History is made as Trudy Harrison becomes Copeland's first Tory since 1930s

Electoral record books had to be rewritten after the Conservatives’ historic win in Copeland, which became only the fourth seat to be gained by a sitting government from the opposition in a by-election since the Second World War.

Copeland is such a safe Labour seat that the last time a Conservative was elected to represent the Cumbrian district was in 1931.

Trudy Harrison, who was born in 1976, is the first Tory in the former Whitehaven constituency since William Nunn, who was born in 1879 and ended his career as Britain’s last ambassador to Siam.

The Tories’ swing in Copeland of almost seven per cent from Labour was considerably bigger than the four per cent swing recorded by Labour when it retained the Hull North seat in a by-election in 1966.

Harold Wilson - who had a majority of just four seats after the 1964 general election - was so emboldened by that result that he called another general election, in which he increased his majority to 96, coincidentally the same majority that the Tories would have if they replicated the Copeland and Stoke Central results at a general election today.

The last time a sitting government gained a seat in a by-election was in 1982, when the Tories, in the final days of the Falklands War, took Mitcham and Morden from the former Labour MP Bruce Douglas-Mann, who had defected to the SDP. The net swing from Labour to the Conservatives was 10.2 per cent, with Labour coming a disastrous third.

Labour’s leader at the time of that result was Michael Foot.

The only other seats gained by an incumbent government since the war were the 1960 Brighouse and Spenborough by-election, won by the Conservative and National Liberal candidate Michael Shaw, and the 1953 Sunderland South by-election, won by the Conservatives during Sir Winston Churchill’s final term as Prime Minister. The 1966 Hull North result does not count as a “gain” as Labour already held it.

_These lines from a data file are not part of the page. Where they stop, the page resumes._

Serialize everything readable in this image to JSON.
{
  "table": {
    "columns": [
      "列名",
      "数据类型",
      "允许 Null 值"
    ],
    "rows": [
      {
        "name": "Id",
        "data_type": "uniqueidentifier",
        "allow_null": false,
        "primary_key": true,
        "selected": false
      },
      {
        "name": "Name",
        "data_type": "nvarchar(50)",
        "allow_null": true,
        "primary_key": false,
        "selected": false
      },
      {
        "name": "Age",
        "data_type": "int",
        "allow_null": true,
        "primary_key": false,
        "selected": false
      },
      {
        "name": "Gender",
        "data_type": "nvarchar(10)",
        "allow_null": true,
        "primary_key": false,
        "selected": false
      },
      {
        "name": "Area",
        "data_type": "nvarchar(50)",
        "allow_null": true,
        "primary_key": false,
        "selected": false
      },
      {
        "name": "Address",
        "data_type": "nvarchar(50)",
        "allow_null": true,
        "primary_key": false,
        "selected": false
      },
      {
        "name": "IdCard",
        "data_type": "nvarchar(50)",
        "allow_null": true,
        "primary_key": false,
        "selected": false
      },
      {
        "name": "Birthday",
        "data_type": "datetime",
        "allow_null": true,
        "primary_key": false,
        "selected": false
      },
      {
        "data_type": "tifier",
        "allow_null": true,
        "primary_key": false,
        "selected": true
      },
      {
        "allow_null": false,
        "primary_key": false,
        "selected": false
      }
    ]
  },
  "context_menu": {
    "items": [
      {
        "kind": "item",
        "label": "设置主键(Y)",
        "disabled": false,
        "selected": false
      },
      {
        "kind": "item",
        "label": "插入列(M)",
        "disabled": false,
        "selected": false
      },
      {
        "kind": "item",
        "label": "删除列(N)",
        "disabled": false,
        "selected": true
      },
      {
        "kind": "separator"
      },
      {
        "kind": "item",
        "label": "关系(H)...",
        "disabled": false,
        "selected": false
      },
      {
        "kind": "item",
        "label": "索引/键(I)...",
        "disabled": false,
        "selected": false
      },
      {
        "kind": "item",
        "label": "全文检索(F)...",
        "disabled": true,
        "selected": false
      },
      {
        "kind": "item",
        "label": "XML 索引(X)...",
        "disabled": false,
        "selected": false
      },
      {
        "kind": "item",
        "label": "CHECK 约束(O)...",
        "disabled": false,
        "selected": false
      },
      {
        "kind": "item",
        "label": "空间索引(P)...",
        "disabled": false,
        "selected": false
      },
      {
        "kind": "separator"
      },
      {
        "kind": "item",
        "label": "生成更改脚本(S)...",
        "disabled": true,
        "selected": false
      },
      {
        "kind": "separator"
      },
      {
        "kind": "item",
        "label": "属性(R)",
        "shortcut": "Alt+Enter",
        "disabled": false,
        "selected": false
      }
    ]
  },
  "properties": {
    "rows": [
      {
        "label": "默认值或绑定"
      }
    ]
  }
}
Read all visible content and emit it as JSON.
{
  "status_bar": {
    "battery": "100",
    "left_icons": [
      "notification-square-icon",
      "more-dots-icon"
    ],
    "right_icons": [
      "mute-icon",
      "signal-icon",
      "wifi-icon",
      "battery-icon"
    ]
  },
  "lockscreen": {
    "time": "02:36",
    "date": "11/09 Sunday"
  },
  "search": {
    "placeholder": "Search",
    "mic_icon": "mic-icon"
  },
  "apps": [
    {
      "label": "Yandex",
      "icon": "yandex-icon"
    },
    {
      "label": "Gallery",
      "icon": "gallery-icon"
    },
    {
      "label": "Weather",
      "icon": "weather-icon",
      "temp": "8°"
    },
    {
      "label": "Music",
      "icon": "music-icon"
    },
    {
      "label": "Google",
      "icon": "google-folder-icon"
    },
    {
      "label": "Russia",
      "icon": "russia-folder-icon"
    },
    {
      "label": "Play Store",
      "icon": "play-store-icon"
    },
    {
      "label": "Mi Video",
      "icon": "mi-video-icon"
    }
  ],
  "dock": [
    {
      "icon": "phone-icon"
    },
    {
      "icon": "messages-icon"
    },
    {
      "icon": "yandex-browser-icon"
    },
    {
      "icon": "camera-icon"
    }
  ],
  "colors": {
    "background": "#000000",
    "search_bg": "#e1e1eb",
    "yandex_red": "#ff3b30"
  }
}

Another statistic that makes uncomfortable reading for Jeremy Corbyn is that Labour’s share of the vote has gone down in every by-election since the EU referendum, with the exception of the Batley and Spen by-election, which was not contested by the Conservatives or LibDems following the murder of the Labour MP Jo Cox.

In David Cameron’s former constituency of Witney, Labour’s vote dropped by more than two per cent; in Zac Goldsmith’s former seat of Richmond Park Labour lost more than 8 per cent of its share, and in Sleaford and North Hykeham it fell by seven per cent.

While Labour won Thursday’s Stoke-on-Trent Central by-election, its share of the vote fell by more than two per cent.